Impossible d’analyser la propriété foncière sans évoquer le genre et la transmission. Un chiffre du ministère de l’Agriculture fait l’effet d’une douche froide : seules 27 % des cheffes d’exploitation sont officiellement reconnues. La difficulté à devenir propriétaire reste plus vive pour les femmes que pour les hommes. Les blocages prennent la forme de contraintes économiques, de traditions familiales, ou d’un marché verrouillé qui n’encourage que peu la diversité.

Le renouvellement des générations, lui aussi, se grippe. Chaque année, près d’un départ sur deux à la retraite ne trouve pas de repreneur direct. Malgré la loi d’orientation et d’avenir agricole destinée à faciliter l’accès à la terre pour de nouveaux profils, la concentration du foncier freine les ambitions.

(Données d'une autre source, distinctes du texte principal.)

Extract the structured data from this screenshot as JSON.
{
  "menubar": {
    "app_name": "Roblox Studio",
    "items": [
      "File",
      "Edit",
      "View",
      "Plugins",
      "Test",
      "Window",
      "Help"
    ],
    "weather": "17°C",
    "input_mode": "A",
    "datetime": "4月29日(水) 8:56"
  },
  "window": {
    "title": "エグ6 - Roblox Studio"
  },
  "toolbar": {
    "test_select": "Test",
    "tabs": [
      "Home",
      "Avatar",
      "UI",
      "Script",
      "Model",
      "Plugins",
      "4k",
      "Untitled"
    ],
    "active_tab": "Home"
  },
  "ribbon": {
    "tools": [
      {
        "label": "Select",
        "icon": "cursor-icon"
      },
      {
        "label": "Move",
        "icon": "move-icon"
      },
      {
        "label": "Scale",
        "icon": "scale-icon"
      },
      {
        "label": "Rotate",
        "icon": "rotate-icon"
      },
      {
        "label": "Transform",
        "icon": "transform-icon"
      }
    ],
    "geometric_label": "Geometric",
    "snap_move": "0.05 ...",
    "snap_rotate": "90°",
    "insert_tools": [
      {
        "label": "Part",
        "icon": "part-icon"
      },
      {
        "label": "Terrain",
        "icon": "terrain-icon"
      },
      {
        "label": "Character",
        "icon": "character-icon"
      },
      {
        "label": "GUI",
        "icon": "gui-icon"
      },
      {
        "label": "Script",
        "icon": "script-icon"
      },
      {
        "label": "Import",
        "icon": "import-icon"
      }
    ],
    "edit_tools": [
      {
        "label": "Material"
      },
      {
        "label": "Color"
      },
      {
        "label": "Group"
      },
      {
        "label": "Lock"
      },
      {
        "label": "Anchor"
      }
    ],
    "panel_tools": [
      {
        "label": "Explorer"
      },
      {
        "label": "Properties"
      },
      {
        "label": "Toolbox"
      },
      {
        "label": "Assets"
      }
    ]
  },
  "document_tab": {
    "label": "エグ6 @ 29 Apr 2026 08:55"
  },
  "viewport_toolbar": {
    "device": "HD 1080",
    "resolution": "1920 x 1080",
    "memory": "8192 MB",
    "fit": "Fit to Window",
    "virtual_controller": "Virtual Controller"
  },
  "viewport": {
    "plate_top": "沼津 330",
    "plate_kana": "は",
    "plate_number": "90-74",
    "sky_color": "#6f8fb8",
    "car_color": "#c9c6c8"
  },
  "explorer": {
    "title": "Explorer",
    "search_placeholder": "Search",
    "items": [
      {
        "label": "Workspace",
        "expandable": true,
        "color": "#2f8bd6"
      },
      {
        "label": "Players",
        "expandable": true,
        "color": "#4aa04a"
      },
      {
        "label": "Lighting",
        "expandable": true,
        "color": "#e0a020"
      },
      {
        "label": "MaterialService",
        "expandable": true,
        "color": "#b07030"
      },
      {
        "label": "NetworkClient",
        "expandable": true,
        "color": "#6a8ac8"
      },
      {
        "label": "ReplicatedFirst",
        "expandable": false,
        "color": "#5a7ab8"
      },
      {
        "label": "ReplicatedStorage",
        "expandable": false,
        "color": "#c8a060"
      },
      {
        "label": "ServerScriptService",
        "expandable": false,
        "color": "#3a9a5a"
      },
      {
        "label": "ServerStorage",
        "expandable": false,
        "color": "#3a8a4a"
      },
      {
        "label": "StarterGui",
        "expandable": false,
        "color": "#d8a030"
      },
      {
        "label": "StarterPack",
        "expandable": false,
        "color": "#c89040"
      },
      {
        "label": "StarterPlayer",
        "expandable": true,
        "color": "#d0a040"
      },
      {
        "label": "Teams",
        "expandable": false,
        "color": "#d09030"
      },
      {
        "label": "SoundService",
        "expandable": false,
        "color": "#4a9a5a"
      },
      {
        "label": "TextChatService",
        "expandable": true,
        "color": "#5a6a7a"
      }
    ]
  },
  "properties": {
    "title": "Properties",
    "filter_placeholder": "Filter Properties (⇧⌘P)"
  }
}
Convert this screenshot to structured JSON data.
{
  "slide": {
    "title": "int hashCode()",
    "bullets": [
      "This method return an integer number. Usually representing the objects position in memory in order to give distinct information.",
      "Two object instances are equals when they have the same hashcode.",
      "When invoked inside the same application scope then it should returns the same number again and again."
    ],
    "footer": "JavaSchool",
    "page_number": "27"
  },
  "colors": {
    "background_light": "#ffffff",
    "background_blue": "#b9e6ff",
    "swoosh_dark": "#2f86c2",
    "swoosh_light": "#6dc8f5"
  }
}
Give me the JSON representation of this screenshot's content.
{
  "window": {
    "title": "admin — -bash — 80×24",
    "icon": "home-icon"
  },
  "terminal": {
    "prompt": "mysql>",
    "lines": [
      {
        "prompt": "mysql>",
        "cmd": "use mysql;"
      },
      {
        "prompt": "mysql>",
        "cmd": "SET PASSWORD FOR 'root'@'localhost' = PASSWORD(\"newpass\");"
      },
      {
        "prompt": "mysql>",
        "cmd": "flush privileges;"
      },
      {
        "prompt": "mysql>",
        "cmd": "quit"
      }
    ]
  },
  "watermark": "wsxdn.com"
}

Certaines initiatives locales tentent d’ouvrir les portes : elles accompagnent les candidats à l’installation, favorisent l’innovation, cherchent à maintenir de la vie sur le territoire.

Ce partage du foncier interroge l’équilibre agricole du pays : plus de trois millions de propriétaires et une nouvelle vague de porteurs de projets se croisent avec des aspirations différentes. Repenser les transmissions, encourager la diversité, veiller à un partage plus équilibré des parcelles : voilà autant de chemins possibles pour dessiner un modèle agricole où chaque surface a de la valeur et où l’élan collectif redonne du souffle au monde rural.